Son aylarda DİB'na hutbeler konusunda hücumlar yapılmaktadır. 30 Ağustos, 29 Ekim, 10 Kasım günlerine rastlayan haftalarda hutbelerde bir şekilde Atatürk adının geçmemesi eleştirilmektedir. Asıl amacın, Diyanet'in şahsında mevcut iktidara vurmak olduğunu düşünüyorum.
ORTAK DEĞERLERİMİZ
Atatürk bu milletin ortak değeridir. Onu günlük polemiklere alet etmek yanlıştır. Adının hutbede yer almamasını Atatürk karşıtlığı olarak değerlendirilmesi uygun düşmez. Ama 18 Mart, 30 Ağustosa veya 29 Ekim'e denk gelen Cuma hutbelerinde "Mustafa Kemal Atatürk'ün, şehitlerimizin ve gazilerimizin ruhları şad olsun" gibi bir dua cümlesi yer almalıdır.
Alparslan, Osman Gazi, Fatih, Yavuz Selim, Kanuni, Abdülhamit nasıl Türk milletinin önemli şahsiyetlerinden ise Atatürk de öyledir. Birini daha çok, ötekini az sevebiliriz. Ama milli birlik ve bütünlüğümüzün devamı için tarihi şahsiyetlerimizin hepsine saygı duymalıyız.
HUTBE METİNLERİ
Eskiden hutbelerin tamamı Arapça idi. 1922'den sonra yer yer Türkçe bölümler eklendi. 1927'den itibaren ise ayet ve hadisler dışındaki metin Türkçe söylenmeye başladı.
Zaman içinde örnek hutbe kitapları çıktı. Yetenekli hocalar ise hutbeyi kendileri hazırlar veya irticalen konuşurlardı. Çeşitli tartışmalar veya ve yanlış beyanları önlemek için, uzun bir süreden beri hutbe metinleri Diyanet tarafından hazırlanıp illere gönderilmektedir. Bunun da bazı sakıncaları varsa da faydasının daha çok olduğunu düşünüyorum.

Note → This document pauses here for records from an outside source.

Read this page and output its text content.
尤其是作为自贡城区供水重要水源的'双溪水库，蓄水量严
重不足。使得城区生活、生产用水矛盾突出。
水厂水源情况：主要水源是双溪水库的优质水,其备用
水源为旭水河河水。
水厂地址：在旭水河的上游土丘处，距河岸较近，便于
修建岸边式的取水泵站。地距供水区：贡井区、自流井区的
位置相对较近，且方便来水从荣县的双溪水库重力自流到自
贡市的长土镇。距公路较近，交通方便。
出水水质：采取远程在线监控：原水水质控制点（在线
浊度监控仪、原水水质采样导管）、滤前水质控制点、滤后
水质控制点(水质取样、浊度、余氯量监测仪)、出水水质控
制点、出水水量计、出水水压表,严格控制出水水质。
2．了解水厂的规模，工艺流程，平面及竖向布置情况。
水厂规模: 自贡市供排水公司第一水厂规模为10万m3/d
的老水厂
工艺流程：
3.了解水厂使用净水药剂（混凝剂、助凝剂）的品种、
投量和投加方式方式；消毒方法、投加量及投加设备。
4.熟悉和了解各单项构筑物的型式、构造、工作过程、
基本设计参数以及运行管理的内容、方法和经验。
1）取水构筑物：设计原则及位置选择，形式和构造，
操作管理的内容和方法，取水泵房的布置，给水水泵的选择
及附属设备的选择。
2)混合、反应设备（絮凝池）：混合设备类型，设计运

Son senelerde dinlediğim hutbe metinlerinin bir kısmında "tasannu" yani sanatlı ifade özentisine yer veriliyor, devrik cümleler kullanılıyor. Bu metinlerin düzgün seslendirilmesi zordur, ayrı bir dikkat ve yetenek ister. Ayrıca ortalama kimseye hitap ederken tabii sade ve kısa cümleler kullanılmalıdır. Bazı hutbeler de var ki hayata ve insana dokunmayan, teorik ifadeler taşır.
DİKSİYON
Bazı camilerde diksiyon fakiri hocalar var, hazır metni düzgün okuyamazlar. Bir kısmı da tembellik edip, önceden tekrar tekrar okuyup hazırlanmadığı için, vurgulara, tonlamaya dikkat etmeksizin kötü bir okuyuş sergiler.
Düzgün hutbe okuyanları zevkle dinlerken, ötekiler bana büyük azap verir. Müftülüklerin ciddi takibiyle hatalı okuyuşlar en aza düşürülebilir.